Lord Jim, published in 1900, initially began as a short story based on a real incident involving a steamship called Jeddah, which carried Muslim pilgrims from Singapore to Mecca. Conrad had spent much of the time between 1883 and 1888 in the area that is now Indonesia. (The second half of the novel takes place there, in the village of Patusan on the island of Borneo.)

Typical of Conrad's work, Lord Jim emerges from real events to take on a life of its own. Known for his visionary yet dark, poetic prose style, Conrad negotiated among his international nautical settings with detailed views of individual quandaries, especially moral ones. The work is laden with the ambiguities from which Conrad himself seemed to draw the only possibility of truth.

Lord Jim is one of Conrad's best loved renditions. The novel is distinctive for its narrative style. Marlow, the recurring storyteller in a number of Conrad's novels, pieces together the story of his subject from a variety of sources. Jim is thus presented through the narrator's complex management of what the reader knows.
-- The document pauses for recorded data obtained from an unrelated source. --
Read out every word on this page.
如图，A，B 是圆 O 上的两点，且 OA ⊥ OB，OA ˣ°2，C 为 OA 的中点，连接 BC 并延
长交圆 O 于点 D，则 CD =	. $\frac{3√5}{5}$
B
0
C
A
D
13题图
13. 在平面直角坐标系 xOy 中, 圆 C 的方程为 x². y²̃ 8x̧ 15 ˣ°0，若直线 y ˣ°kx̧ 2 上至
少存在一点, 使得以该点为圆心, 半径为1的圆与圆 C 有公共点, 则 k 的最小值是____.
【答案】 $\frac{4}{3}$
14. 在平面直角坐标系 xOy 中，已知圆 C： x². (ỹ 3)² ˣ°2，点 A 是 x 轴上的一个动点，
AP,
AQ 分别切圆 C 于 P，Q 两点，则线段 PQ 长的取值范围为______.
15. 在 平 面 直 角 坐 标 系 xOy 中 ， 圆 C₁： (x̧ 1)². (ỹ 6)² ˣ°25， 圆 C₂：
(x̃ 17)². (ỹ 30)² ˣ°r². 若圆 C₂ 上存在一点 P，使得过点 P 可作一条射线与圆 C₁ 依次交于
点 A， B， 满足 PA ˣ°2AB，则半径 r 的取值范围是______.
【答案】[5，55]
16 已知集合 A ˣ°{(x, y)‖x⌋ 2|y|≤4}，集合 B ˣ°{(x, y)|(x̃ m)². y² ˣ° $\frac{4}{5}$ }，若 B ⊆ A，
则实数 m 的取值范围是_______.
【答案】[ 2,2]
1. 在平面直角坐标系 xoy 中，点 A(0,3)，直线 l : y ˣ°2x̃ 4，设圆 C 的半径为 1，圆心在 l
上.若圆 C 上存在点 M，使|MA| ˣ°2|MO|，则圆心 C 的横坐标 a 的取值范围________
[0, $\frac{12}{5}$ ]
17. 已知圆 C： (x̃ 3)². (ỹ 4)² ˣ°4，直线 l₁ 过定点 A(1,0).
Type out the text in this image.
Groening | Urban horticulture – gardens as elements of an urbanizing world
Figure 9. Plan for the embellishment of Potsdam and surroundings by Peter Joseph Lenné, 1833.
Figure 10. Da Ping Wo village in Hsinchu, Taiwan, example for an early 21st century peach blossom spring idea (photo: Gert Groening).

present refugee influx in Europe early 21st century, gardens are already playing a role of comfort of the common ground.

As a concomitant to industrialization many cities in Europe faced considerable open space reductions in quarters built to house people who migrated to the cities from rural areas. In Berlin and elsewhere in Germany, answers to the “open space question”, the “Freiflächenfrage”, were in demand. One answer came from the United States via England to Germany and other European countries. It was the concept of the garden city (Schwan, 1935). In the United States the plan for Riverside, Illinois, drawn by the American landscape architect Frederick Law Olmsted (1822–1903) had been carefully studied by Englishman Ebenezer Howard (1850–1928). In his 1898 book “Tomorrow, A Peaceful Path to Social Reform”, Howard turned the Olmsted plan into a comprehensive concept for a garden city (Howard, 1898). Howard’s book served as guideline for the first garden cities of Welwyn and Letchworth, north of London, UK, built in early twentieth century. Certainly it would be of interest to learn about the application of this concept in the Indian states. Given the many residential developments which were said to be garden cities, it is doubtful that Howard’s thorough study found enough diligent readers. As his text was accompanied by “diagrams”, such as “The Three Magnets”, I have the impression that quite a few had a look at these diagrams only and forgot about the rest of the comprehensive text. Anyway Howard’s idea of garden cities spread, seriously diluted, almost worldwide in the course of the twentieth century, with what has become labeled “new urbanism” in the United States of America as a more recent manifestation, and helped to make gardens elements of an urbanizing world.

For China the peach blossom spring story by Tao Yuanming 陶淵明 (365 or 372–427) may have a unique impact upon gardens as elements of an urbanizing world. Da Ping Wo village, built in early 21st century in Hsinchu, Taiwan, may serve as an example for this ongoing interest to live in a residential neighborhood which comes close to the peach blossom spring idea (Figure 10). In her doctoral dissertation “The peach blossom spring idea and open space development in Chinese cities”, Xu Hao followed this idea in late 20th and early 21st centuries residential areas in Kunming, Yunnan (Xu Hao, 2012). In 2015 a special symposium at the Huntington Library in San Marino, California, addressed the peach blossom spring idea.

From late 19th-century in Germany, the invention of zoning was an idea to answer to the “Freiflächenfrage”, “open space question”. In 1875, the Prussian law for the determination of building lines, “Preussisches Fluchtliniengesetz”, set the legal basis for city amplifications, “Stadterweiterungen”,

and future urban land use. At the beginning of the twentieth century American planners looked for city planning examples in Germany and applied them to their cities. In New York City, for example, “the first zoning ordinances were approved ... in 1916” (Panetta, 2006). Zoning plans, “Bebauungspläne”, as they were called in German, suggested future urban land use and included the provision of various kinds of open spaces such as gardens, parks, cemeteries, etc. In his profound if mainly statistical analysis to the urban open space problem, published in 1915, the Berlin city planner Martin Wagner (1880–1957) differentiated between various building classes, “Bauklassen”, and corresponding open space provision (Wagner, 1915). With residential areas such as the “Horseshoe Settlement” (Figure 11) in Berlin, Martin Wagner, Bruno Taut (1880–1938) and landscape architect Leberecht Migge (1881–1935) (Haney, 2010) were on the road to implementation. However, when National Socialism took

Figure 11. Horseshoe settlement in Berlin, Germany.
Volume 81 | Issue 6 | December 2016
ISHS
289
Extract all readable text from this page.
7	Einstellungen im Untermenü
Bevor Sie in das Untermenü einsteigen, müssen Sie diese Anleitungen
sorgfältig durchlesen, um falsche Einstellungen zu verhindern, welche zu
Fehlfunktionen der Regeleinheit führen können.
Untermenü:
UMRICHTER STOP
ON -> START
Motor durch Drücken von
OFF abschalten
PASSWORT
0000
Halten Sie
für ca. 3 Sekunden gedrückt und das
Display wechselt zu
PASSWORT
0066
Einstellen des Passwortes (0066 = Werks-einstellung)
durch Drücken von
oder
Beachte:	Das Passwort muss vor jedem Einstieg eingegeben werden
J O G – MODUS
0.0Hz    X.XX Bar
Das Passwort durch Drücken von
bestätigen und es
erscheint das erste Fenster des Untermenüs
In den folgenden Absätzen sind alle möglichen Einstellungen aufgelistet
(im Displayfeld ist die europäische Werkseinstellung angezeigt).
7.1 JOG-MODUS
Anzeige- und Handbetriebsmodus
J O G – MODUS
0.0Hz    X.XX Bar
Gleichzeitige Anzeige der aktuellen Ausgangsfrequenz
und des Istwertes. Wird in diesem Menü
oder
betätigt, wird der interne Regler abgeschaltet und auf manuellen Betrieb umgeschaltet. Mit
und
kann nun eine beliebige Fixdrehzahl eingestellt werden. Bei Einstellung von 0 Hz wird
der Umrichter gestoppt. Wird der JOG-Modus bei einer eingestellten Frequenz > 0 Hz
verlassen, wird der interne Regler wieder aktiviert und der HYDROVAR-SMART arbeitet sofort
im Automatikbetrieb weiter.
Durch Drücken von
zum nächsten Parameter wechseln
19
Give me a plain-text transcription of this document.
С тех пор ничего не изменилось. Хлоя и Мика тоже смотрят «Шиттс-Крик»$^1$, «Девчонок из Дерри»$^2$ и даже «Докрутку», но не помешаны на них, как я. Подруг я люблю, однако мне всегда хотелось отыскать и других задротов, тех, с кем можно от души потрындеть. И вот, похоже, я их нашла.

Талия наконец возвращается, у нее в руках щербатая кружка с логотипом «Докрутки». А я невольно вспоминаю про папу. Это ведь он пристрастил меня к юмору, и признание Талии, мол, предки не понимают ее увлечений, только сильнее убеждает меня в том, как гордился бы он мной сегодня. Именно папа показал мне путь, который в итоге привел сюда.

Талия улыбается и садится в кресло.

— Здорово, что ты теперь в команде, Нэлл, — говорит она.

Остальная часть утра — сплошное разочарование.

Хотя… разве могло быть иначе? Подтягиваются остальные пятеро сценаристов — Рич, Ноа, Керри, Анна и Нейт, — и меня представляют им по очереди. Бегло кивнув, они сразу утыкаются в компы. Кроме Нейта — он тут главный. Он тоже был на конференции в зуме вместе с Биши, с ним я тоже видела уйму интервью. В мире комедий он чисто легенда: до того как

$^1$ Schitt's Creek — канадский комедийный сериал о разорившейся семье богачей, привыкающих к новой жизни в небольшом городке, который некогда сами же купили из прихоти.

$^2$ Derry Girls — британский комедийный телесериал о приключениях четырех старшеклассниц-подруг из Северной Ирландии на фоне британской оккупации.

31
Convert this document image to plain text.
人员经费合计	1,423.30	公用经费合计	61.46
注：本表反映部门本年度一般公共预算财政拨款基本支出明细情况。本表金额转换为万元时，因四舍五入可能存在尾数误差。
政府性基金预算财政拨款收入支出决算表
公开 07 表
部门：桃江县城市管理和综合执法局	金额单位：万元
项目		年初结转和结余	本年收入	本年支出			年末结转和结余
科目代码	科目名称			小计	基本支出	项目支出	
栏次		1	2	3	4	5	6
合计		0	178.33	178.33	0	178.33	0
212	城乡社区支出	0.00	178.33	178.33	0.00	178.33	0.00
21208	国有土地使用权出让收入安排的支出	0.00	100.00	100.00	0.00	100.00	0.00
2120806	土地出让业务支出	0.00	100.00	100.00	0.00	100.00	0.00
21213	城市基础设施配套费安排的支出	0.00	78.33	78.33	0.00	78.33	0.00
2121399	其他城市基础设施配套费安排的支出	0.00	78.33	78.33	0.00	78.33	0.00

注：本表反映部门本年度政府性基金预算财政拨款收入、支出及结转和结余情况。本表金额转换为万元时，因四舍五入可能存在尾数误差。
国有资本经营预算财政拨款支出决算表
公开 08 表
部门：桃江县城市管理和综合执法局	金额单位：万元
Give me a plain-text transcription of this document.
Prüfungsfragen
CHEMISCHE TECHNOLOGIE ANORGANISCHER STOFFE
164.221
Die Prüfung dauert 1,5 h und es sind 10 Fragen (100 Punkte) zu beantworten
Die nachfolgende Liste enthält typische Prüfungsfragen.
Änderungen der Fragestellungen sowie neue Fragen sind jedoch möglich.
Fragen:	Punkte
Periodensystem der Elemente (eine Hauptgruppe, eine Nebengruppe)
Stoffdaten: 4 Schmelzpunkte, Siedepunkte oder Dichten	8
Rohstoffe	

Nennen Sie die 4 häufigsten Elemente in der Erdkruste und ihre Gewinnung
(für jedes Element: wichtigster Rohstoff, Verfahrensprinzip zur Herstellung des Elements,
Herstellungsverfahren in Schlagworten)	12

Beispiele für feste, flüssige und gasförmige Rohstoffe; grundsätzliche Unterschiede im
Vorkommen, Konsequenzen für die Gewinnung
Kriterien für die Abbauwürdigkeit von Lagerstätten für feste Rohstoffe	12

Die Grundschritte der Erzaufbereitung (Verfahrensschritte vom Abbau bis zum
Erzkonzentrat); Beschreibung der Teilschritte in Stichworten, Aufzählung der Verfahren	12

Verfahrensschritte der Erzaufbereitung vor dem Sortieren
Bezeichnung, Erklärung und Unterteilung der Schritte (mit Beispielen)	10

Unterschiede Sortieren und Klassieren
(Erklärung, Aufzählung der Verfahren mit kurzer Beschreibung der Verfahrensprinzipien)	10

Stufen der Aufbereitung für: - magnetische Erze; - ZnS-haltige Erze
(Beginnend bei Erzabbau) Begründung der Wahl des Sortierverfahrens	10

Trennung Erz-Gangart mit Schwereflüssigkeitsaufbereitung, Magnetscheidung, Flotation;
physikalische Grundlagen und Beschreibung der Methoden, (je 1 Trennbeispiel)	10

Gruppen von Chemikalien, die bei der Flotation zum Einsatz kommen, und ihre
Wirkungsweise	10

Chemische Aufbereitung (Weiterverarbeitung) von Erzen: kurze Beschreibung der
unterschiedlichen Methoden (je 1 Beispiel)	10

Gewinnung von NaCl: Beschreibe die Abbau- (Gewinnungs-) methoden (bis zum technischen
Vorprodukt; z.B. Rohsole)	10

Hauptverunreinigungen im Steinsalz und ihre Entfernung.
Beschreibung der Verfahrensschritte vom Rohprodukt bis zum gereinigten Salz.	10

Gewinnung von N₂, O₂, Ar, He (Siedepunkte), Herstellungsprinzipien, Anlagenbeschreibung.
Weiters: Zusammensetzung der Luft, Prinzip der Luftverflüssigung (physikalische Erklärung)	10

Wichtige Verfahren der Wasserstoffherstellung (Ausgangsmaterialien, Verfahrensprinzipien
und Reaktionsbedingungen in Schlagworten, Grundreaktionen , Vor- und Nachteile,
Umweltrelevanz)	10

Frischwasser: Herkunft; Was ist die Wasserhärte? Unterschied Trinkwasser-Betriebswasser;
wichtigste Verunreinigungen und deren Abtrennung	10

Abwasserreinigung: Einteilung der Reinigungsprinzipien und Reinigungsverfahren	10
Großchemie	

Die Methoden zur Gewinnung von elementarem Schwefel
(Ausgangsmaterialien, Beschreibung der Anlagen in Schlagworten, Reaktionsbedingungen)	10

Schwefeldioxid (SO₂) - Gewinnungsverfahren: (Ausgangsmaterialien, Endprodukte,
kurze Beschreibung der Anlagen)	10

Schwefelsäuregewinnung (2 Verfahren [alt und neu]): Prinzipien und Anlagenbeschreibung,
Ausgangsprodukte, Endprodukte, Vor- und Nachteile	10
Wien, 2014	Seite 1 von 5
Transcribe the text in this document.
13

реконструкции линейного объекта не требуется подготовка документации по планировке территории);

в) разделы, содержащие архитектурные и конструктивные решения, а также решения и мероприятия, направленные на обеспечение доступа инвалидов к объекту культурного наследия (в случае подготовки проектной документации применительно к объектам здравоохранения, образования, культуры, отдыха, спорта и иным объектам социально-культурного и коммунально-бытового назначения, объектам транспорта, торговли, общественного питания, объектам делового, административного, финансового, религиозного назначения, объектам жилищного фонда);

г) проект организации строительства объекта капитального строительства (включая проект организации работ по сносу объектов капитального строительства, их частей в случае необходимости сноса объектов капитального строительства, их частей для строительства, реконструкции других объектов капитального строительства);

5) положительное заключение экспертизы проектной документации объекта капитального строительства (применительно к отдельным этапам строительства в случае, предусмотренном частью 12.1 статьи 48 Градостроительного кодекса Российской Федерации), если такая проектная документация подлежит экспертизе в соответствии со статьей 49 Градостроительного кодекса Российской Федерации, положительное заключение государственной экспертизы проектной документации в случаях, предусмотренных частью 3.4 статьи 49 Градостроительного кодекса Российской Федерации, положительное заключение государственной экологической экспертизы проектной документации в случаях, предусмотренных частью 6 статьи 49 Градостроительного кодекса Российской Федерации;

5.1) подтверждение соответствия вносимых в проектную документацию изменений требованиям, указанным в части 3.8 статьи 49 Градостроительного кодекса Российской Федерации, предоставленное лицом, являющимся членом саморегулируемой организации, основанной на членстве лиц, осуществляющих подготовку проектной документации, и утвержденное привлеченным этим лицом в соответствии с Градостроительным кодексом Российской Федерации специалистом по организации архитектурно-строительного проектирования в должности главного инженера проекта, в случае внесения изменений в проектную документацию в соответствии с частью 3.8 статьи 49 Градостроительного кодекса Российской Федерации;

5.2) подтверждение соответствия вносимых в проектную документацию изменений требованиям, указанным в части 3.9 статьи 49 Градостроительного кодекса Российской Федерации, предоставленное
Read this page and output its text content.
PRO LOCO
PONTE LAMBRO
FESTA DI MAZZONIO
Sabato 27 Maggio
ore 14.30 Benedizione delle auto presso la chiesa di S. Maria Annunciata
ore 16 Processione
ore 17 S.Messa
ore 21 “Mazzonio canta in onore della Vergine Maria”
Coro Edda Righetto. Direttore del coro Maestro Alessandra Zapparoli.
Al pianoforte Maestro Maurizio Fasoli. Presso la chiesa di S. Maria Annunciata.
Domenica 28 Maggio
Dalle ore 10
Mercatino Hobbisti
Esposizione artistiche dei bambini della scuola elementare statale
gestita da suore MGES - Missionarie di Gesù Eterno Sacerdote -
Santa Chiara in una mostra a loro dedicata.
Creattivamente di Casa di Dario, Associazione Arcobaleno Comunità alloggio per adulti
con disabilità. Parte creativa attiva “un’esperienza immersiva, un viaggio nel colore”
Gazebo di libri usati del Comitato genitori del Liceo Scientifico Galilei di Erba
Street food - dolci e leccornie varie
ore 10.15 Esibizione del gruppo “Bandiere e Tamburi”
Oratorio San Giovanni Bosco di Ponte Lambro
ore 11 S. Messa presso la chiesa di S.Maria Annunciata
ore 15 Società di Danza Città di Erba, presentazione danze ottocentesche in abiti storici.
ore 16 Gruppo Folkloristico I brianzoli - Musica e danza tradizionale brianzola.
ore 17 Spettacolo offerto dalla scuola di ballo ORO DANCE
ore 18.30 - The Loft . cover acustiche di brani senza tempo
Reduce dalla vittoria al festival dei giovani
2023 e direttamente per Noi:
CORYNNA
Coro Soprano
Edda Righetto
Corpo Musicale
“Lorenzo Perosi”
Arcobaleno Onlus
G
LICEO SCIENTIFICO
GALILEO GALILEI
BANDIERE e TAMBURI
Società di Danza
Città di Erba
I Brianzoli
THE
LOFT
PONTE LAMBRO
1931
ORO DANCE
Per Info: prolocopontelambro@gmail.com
The book begins with the omniscient third-person voice, yet it is interrupted by Marlow's observations and intimacies as well as other second-hand accounts.

Lord Jim, in a way, is Marlow's narrative of an individual quest that begins romantically but ends with several burdens. Conrad's vision, often called pessimistic or cynical, is certainly challenging and difficult. Nevertheless, it includes subtle affirmations of hope. While in some ways the tale is about the inscrutable distances between human beings and the inaccuracies of human judgment--structurally represented by the space that lies between Marlow and Jim--it also expresses our unending desire to be known and understood, the basis of both human community and friendship.

Early on, the novel is dominated by Marlow's account of the Patna incident and the mores that governed the time, including law, seamen's expertise, and generally cherished views about honor. With the appearance of a key minor character, Stein, in Chapter 20, however, the narrative shifts to the more romantically archetypal natural setting of Patusan, where Stein has given Jim the chance to attain his dreams of honor, fame, and success. Stein's maxim for the "romantic"--"A man that is born falls into a dream like a man who falls into the sea"--is tested (162). The dramatic conclusion arrives inevitably, and logically, in tragedy.

By presenting a story of weakness, Lord Jim presses away from earlier Victorian tradition to express the limits of language. Language cannot convey all that one means to say. This sensitivity would preoccupy the Modernist period to come soon after.